The Plot in Brief: In London during World War I, vampire Armand Tesla (Bela Lugosi) victimizes patients in a medical clinic. His manservant (more of a [SPOILER ALERT] wolfservant, really) is chatty lycanthrope Andreas Obry (Matt Willis). Dr. Walter Saunders (Gilbert Emery) and Lady Jane Ainsley (Frieda Inescort) follow their instincts to the nearest cemetery, where they find the supine Tesla and stake him through the heart. Obry is released from his hirsute servitude.
We jump forward to World War II, when some errant bombs unearth the still-staked body of Tesla.
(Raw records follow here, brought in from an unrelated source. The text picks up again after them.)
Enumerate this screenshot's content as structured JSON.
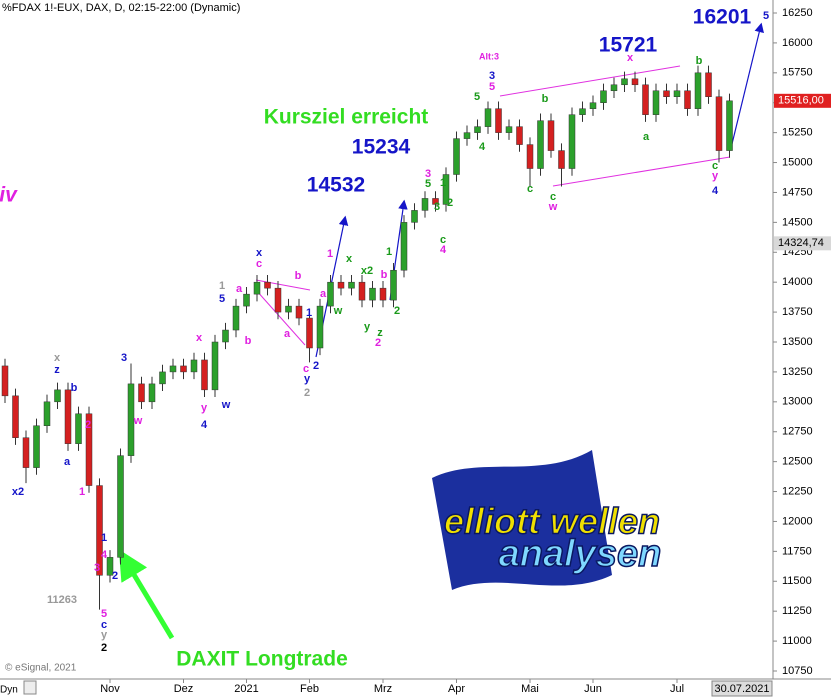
{
  "chart_data": {
    "type": "candlestick",
    "title": "%FDAX 1!-EUX, DAX, D, 02:15-22:00 (Dynamic)",
    "categories": [
      null,
      null,
      null,
      null,
      null,
      null,
      null,
      null,
      null,
      null,
      "Nov",
      null,
      null,
      null,
      null,
      null,
      null,
      "Dez",
      null,
      null,
      null,
      null,
      null,
      "2021",
      null,
      null,
      null,
      null,
      null,
      "Feb",
      null,
      null,
      null,
      null,
      null,
      null,
      "Mrz",
      null,
      null,
      null,
      null,
      null,
      null,
      "Apr",
      null,
      null,
      null,
      null,
      null,
      null,
      "Mai",
      null,
      null,
      null,
      null,
      null,
      "Jun",
      null,
      null,
      null,
      null,
      null,
      null,
      null,
      "Jul",
      null,
      null,
      null,
      null,
      "30.07.2021"
    ],
    "open": [
      13300,
      13050,
      12700,
      12450,
      12800,
      13000,
      13100,
      12650,
      12900,
      12300,
      11550,
      11700,
      12550,
      13150,
      13000,
      13150,
      13250,
      13300,
      13250,
      13350,
      13100,
      13500,
      13600,
      13800,
      13900,
      14000,
      13950,
      13750,
      13800,
      13700,
      13450,
      13800,
      14000,
      13950,
      14000,
      13850,
      13950,
      13850,
      14100,
      14500,
      14600,
      14700,
      14650,
      14900,
      15200,
      15250,
      15300,
      15450,
      15250,
      15300,
      15150,
      14950,
      15350,
      15100,
      14950,
      15400,
      15450,
      15500,
      15600,
      15650,
      15700,
      15650,
      15400,
      15600,
      15550,
      15600,
      15450,
      15750,
      15550,
      15100
    ],
    "high": [
      13360,
      13110,
      12760,
      12860,
      13060,
      13160,
      13160,
      12960,
      12960,
      12360,
      11760,
      12610,
      13320,
      13210,
      13210,
      13310,
      13360,
      13360,
      13410,
      13410,
      13560,
      13660,
      13860,
      13960,
      14060,
      14060,
      14010,
      13860,
      13860,
      13760,
      13860,
      14060,
      14060,
      14060,
      14060,
      14010,
      14010,
      14160,
      14560,
      14660,
      14760,
      14760,
      14960,
      15260,
      15310,
      15360,
      15510,
      15510,
      15360,
      15360,
      15210,
      15410,
      15410,
      15160,
      15460,
      15510,
      15560,
      15660,
      15710,
      15760,
      15760,
      15710,
      15660,
      15660,
      15660,
      15660,
      15810,
      15810,
      15610,
      15576
    ],
    "low": [
      12990,
      12640,
      12320,
      12390,
      12740,
      12940,
      12590,
      12590,
      12240,
      11263,
      11490,
      11640,
      12490,
      12940,
      12940,
      13090,
      13190,
      13190,
      13190,
      13040,
      13040,
      13440,
      13540,
      13740,
      13840,
      13890,
      13690,
      13690,
      13640,
      13330,
      13390,
      13740,
      13890,
      13890,
      13790,
      13790,
      13790,
      13790,
      14040,
      14440,
      14540,
      14590,
      14590,
      14840,
      15140,
      15190,
      15240,
      15190,
      15190,
      15090,
      14800,
      14890,
      15040,
      14800,
      14890,
      15340,
      15390,
      15440,
      15540,
      15590,
      15590,
      15340,
      15340,
      15490,
      15490,
      15390,
      15390,
      15490,
      15000,
      15040
    ],
    "close": [
      13050,
      12700,
      12450,
      12800,
      13000,
      13100,
      12650,
      12900,
      12300,
      11550,
      11700,
      12550,
      13150,
      13000,
      13150,
      13250,
      13300,
      13250,
      13350,
      13100,
      13500,
      13600,
      13800,
      13900,
      14000,
      13950,
      13750,
      13800,
      13700,
      13450,
      13800,
      14000,
      13950,
      14000,
      13850,
      13950,
      13850,
      14100,
      14500,
      14600,
      14700,
      14650,
      14900,
      15200,
      15250,
      15300,
      15450,
      15250,
      15300,
      15150,
      14950,
      15350,
      15100,
      14950,
      15400,
      15450,
      15500,
      15600,
      15650,
      15700,
      15650,
      15400,
      15600,
      15550,
      15600,
      15450,
      15750,
      15550,
      15100,
      15516
    ],
    "up_color": "#2ca02c",
    "down_color": "#d42020",
    "ylim": [
      10750,
      16250
    ],
    "yticks": [
      10750,
      11000,
      11250,
      11500,
      11750,
      12000,
      12250,
      12500,
      12750,
      13000,
      13250,
      13500,
      13750,
      14000,
      14250,
      14500,
      14750,
      15000,
      15250,
      15500,
      15750,
      16000,
      16250
    ],
    "price_labels": [
      {
        "value": 15516,
        "label": "15516,00",
        "color": "#e02020"
      },
      {
        "value": 14324.74,
        "label": "14324,74",
        "color": "#d8d8d8"
      }
    ],
    "annotations": [
      {
        "text": "5",
        "color": "#1515c8"
      },
      {
        "text": "16201",
        "color": "#1515c8"
      },
      {
        "text": "15721",
        "color": "#1515c8"
      },
      {
        "text": "15234",
        "color": "#1515c8"
      },
      {
        "text": "14532",
        "color": "#1515c8"
      },
      {
        "text": "Kursziel erreicht",
        "color": "#33dd22"
      },
      {
        "text": "DAXIT Longtrade",
        "color": "#33dd22"
      },
      {
        "text": "iv",
        "color": "#e020e0"
      },
      {
        "text": "Alt:3",
        "color": "#e020e0"
      },
      {
        "text": "3",
        "color": "#1515c8"
      },
      {
        "text": "5",
        "color": "#e020e0"
      },
      {
        "text": "5",
        "color": "#1a9a1a"
      },
      {
        "text": "x",
        "color": "#e020e0"
      },
      {
        "text": "b",
        "color": "#1a9a1a"
      },
      {
        "text": "b",
        "color": "#1a9a1a"
      },
      {
        "text": "a",
        "color": "#1a9a1a"
      },
      {
        "text": "4",
        "color": "#1a9a1a"
      },
      {
        "text": "c",
        "color": "#1a9a1a"
      },
      {
        "text": "c",
        "color": "#1a9a1a"
      },
      {
        "text": "w",
        "color": "#e020e0"
      },
      {
        "text": "c",
        "color": "#1a9a1a"
      },
      {
        "text": "y",
        "color": "#e020e0"
      },
      {
        "text": "4",
        "color": "#1515c8"
      },
      {
        "text": "3",
        "color": "#e020e0"
      },
      {
        "text": "5",
        "color": "#1a9a1a"
      },
      {
        "text": "3",
        "color": "#1a9a1a"
      },
      {
        "text": "1",
        "color": "#1a9a1a"
      },
      {
        "text": "2",
        "color": "#1a9a1a"
      },
      {
        "text": "c",
        "color": "#1a9a1a"
      },
      {
        "text": "4",
        "color": "#e020e0"
      },
      {
        "text": "1",
        "color": "#1a9a1a"
      },
      {
        "text": "x",
        "color": "#1a9a1a"
      },
      {
        "text": "x2",
        "color": "#1a9a1a"
      },
      {
        "text": "b",
        "color": "#e020e0"
      },
      {
        "text": "1",
        "color": "#e020e0"
      },
      {
        "text": "a",
        "color": "#e020e0"
      },
      {
        "text": "w",
        "color": "#1a9a1a"
      },
      {
        "text": "y",
        "color": "#1a9a1a"
      },
      {
        "text": "z",
        "color": "#1a9a1a"
      },
      {
        "text": "2",
        "color": "#1a9a1a"
      },
      {
        "text": "2",
        "color": "#e020e0"
      },
      {
        "text": "x",
        "color": "#1515c8"
      },
      {
        "text": "c",
        "color": "#e020e0"
      },
      {
        "text": "b",
        "color": "#e020e0"
      },
      {
        "text": "a",
        "color": "#e020e0"
      },
      {
        "text": "1",
        "color": "#1515c8"
      },
      {
        "text": "2",
        "color": "#1515c8"
      },
      {
        "text": "c",
        "color": "#e020e0"
      },
      {
        "text": "y",
        "color": "#1515c8"
      },
      {
        "text": "2",
        "color": "#999999"
      },
      {
        "text": "1",
        "color": "#999999"
      },
      {
        "text": "5",
        "color": "#1515c8"
      },
      {
        "text": "a",
        "color": "#e020e0"
      },
      {
        "text": "x",
        "color": "#e020e0"
      },
      {
        "text": "b",
        "color": "#e020e0"
      },
      {
        "text": "y",
        "color": "#e020e0"
      },
      {
        "text": "4",
        "color": "#1515c8"
      },
      {
        "text": "w",
        "color": "#1515c8"
      },
      {
        "text": "3",
        "color": "#1515c8"
      },
      {
        "text": "w",
        "color": "#e020e0"
      },
      {
        "text": "x",
        "color": "#999999"
      },
      {
        "text": "z",
        "color": "#1515c8"
      },
      {
        "text": "b",
        "color": "#1515c8"
      },
      {
        "text": "a",
        "color": "#1515c8"
      },
      {
        "text": "2",
        "color": "#e020e0"
      },
      {
        "text": "1",
        "color": "#e020e0"
      },
      {
        "text": "x2",
        "color": "#1515c8"
      },
      {
        "text": "1",
        "color": "#1515c8"
      },
      {
        "text": "4",
        "color": "#e020e0"
      },
      {
        "text": "2",
        "color": "#1515c8"
      },
      {
        "text": "3",
        "color": "#e020e0"
      },
      {
        "text": "11263",
        "color": "#999999"
      },
      {
        "text": "5",
        "color": "#e020e0"
      },
      {
        "text": "c",
        "color": "#1515c8"
      },
      {
        "text": "y",
        "color": "#999999"
      },
      {
        "text": "2",
        "color": "#000000"
      },
      {
        "text": "© eSignal, 2021",
        "color": "#777777"
      },
      {
        "text": "Dyn",
        "color": "#000000"
      }
    ],
    "logo": {
      "line1": "elliott wellen",
      "line2": "analysen"
    }
  }
}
Well-meaning but dunderheaded civil defense worker Horace (Billy Bevan) removes the metallic arterial obstruction, thinking that it’s a random bit of shrapnel. Vampire Tesla is reborn. Assuming the identity of the deceased Dr. Hugo Bruckner, Tesla returns to the medical clinic to wreak havoc. All hell breaks loose.
The transfer on the new disc is immaculate. I am constantly impressed and surprised by how much detail today’s advanced AV technology can wring from these 70-year-old negatives. I doubt that The Return of the Vampire looked this good during its original theatrical run, which was quite successful. Rhodes notes on his commentary track that the film was held over for five weeks during its original LA theatrical engagement.